Après le 10 août 1792, l'ambassadeur anglais, Lord Gower, reçut de son gouvernement l'ordre de s'éloigner de Paris; lorsque le mort de Louis XVI fut connue à Londres, M. de Chauvelin quitta le royaume de la Grande-Bretagne.

1) Depuis que ces lignes ont été écrites, M. Barrière, l'un des meilleurs écrivains du Journal des Débats, a publié dans le N° du 31 décembre 1850 de ce journal une note sur la politique européenne, rédigée, vers la fin de l'année 1790, par Mirabeau, pour l'empereur de l'Allemagne, Léopold II, qui venait de succéder à son frère, l'empereur Joseph II. Dans ce document, resté inédit jusqu'alors, et qui, ainsi que le fait observer M. Barrière, reçoit des circonstances actuelles, à 60 ans d'intervalle, tout l'intérêt et tout l'à-propos du moment, Mirabeau reproduit, comme il suit, la circonstance que nous avons rappelée :

<< Burke a dit que la France n'offrait plus en politique qu'un grand vide. Burke << a dit une grande sottise. Ce vide est un volcan dont on ne saurait perdre de vue <«< un moment, ni les éruptions ni la lave. >>

Mirabeau est loin, en parlant de la Grande-Bretagne, de se montrer aussi dédaigneux que Burke en parlant de la France. « L'exemple de la révolution française », dit-il dans le même écrit, «ne produira en Angleterre qu'un plus grand respect « pour les lois, une plus grande rigidité de discipline sociale. » La rigidité de discipline sociale en Angleterre a, sans aucun doute, été quelque peu altérée depuis 25 ou 30 ans; mais c'est là, du moins, que cette discipline si nécessaire existe encore au plus haut degré en Europe, et l'on peut en féliciter la nation britannique.

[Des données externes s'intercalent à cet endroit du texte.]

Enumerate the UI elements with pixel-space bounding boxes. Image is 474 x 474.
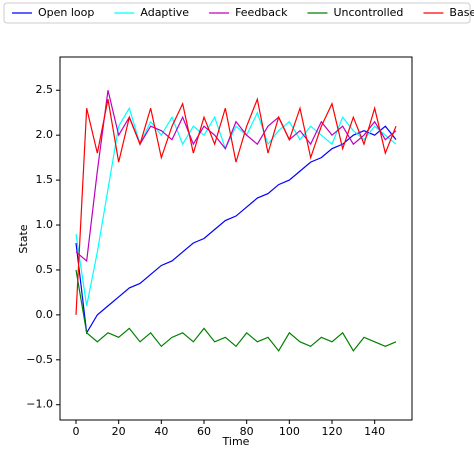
y-tick-label: 2.0 (36, 128, 54, 141)
x-tick-label: 60 (197, 425, 211, 438)
legend-label: Adaptive (140, 6, 189, 19)
legend-label: Feedback (235, 6, 288, 19)
series-line (75, 269, 397, 352)
x-tick-label: 100 (279, 425, 300, 438)
y-tick-label: 2.5 (36, 83, 54, 96)
y-tick-label: 0.0 (36, 308, 54, 321)
y-tick-label: −1.0 (26, 398, 53, 411)
x-tick-label: 40 (154, 425, 168, 438)
series-line (75, 97, 397, 315)
x-tick-label: 20 (112, 425, 126, 438)
x-tick-label: 140 (364, 425, 385, 438)
legend-box (3, 2, 471, 24)
x-tick-label: 0 (73, 425, 80, 438)
legend-label: Baseline (449, 6, 474, 19)
legend-label: Uncontrolled (333, 6, 403, 19)
x-tick-label: 80 (240, 425, 254, 438)
plot-frame (59, 56, 413, 421)
series-line (75, 125, 397, 335)
y-tick-label: −0.5 (26, 353, 53, 366)
x-axis-label: Time (222, 435, 250, 448)
series-line (75, 106, 397, 307)
y-tick-label: 1.5 (36, 173, 54, 186)
y-tick-label: 0.5 (36, 263, 54, 276)
legend-label: Open loop (38, 6, 94, 19)
y-tick-label: 1.0 (36, 218, 54, 231)
x-tick-label: 120 (322, 425, 343, 438)
y-axis-label: State (17, 224, 30, 253)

La cour d'Angleterre ayant refusé de reconnaître la république française, celle-ci déclara la guerre au roi Georges III; le gouvernement français délivra des lettres de marque, en faisant publier d'ailleurs que la course resterait restreinte et assujettie aux dispositions du réglement de 1778, et que les anciennes lois sur les prises maritimes continueraient à être exécutées jusqu'à ce qu'il en fut autrement ordonné. (Art. 5 du décret du 14 février 1793.) La guerre qui commençait était une guerre de principes: elle devait revêtir le caractère de l'opiniâtreté et de la passion.

L'Angleterre résolut de réduire la France par la famine, en quelque sorte, en concertant avec les Puissances alliées les moyens de fermer les ports européens au commerce maritime de la France, et de s'opposer à toute exportation, pour les ports français, de munitions navales et de provisions de bouche de toute nature.

Elle n'attendit pas, au reste, d'avoir obtenu le concours des Puissances alliées pour commencer à mettre son odieuse pensée en voie d'exécution. Dans le mois de mars 1793, elle s'empara de deux cargaisons de farine, arrivées à Falmouth sur des navires des États-Unis, Puissance neutre; ces chargements de farine, achetés avant la guerre, étaient destinés au service de la marine française. Le traité du 3 septembre 1783, le seul qui eut encore été conclu entre les États-Unis et la Grande-Bretagne, n'autorisait point la conduite que tint cette dernière Puissance en cette cir

constance.

Le 17 du même mois, les croiseurs anglais arrêtèrent et conduisirent à Douvres un navire danois, le Mercure Christianland, expédié de Dunkerque avec un chargement de blé pour Bordeaux; or, le traité du 4 juillet 1780, conclu entre le Danemarck et la Grande-Bretagne, pour expliquer le traité du 29 novembre 1669, déclarait expressément que l'on ne considérait point comme contrebande de guerre, le froment, la farine, le blé ou autres grains.

A la même époque, une frégate anglaise se saisit également du navire américain, le John, capitaine Shkly, qui fut conduit à Guernesey, avec un chargement d'environ 6,000 quintaux de froment, destiné pour St.-Malo.

Le navire génois, la Providence, capitaine Ambrosio Briasco, fut attaqué et pillé, parcequ'il portait à Bayonne une centaine de passagers français de diverses professions, que le ministère espagnol avait fait embarquer à Cadix.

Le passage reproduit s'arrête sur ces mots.